Il riciclo non è solo materia prima nella creazione di un artefatto, ma in questo caso specifico, denuncia la brutalità della guerra, un’altra tra le tante nel mondo che arricchiscono i trafficanti di armi e distruggono i popoli. Una forma di riciclo etico. La freddezza del metallo si unisce all’imbarazzo suscitato da quelle armi, strumenti di morte, inibendo ogni altra sensazione positiva nello spettatore. Un trono che ricorda una sedia elettrica o della tortura, dolorosa e catartica allo stesso tempo. 

Dopo Kester altri artisti come Goncalo Mubanda (2012) hanno seguito il suo esempio. Visto il grande impatto sul pubblico suscitato riciclando armi dismesse, il gruppo di artisti di Maputo ricevette nel 2005 sempre dal British la commissione per un’altra opera più monumentale: l’Albero della Vita, accompagnato da una serie di scatti fotografici che ne documenta la giocosa realizzazione da parte degli abitati dei villaggi vicini. Quanto ci appare lontana l’arte africana che si affermò inizialmente in occidente come novità nella collezione privata di maschere e sculture che l’artista Maurice de Vlaminck espose nella sua casa di Parigi nel 1904.        

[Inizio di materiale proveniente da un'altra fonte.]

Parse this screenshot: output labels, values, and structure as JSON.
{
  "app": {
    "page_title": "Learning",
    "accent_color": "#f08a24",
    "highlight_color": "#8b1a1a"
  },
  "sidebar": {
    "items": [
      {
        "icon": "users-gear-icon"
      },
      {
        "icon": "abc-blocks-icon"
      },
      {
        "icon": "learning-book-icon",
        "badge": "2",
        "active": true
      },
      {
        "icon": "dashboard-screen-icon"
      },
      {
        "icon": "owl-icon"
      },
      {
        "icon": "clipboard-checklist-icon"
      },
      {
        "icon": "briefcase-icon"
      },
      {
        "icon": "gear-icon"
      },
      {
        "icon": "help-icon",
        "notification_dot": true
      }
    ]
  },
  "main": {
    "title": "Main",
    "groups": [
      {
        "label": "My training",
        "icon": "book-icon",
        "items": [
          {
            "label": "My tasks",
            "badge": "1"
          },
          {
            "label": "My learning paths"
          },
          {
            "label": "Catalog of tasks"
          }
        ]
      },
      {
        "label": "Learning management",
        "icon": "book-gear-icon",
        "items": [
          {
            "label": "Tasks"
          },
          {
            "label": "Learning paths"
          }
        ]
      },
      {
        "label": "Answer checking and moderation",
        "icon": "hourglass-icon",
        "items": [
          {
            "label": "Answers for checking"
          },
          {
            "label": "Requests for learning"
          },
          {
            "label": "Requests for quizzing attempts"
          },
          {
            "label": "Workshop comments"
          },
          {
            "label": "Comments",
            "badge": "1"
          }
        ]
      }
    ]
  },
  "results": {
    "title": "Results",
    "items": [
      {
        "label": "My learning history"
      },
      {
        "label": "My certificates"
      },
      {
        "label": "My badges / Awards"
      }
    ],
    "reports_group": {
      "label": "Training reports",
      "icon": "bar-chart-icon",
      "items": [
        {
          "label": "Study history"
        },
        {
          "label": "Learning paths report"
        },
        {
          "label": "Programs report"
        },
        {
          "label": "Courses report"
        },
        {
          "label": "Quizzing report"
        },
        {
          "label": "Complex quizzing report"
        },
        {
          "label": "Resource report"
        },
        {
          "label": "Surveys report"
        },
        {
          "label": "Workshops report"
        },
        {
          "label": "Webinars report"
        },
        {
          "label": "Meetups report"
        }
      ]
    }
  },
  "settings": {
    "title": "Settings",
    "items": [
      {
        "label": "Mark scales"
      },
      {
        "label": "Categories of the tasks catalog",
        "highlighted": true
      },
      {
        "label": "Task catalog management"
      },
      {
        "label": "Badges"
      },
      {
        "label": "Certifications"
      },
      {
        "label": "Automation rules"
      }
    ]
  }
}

Non più souvenir esotici dai paesi outre mere ma opere d’arte, linfa vitale per il mondo artistico che cercava la purezza nei paradisi terrestri. La storia dell’arte le riconosce così a pieno titolo e le svincola dalle funzioni magico-religiose per le quali erano state realizzate. La mostra dell’arte negra fu inserita per volere di Mussolini nella XIII Biennale di Venezia come fosse un trofeo delle colonie italiane. Nello spazio FM di Milano ne è stata ripresentata la ricostruzione, così com’era stata proposta a Venezia, con il titolo Il Cacciatore Bianco, la mostra è terminata il 3 giugno scorso. Anche la Fondazione di Louis Vuitton di Parigi fino al 28 agosto, espone opere contemporanee di artisti africani, che operano soprattutto nei loro paesi, con un ricco calendario di manifestazioni del nuovo cinema africano.  La LVII Biennale di Venezia ha aperto quest’anno le sue porte al continente nero con un numero esiguo di opere deludendo, inizialmente da una prima analisi, le aspettative ma rivelando inaspettatamente nel padiglione statunitense dell'artista Mark Bradford le opere filo-africane, sconfinando, se così si può dire, dalla nazionalistica America di Trump. Gli artisti africani, particolarmente attivi, sono convinti che attraverso l’arte possano ottenere un riscatto sociale e rivendicare l’identità del loro popolo definitivamente riconosciuto come sovrano e al pari del resto del mondo. Inoltre, il loro intento si propone di dissociare l’arte africana dal concetto negativo di terzo mondo, riqualificandola come merita!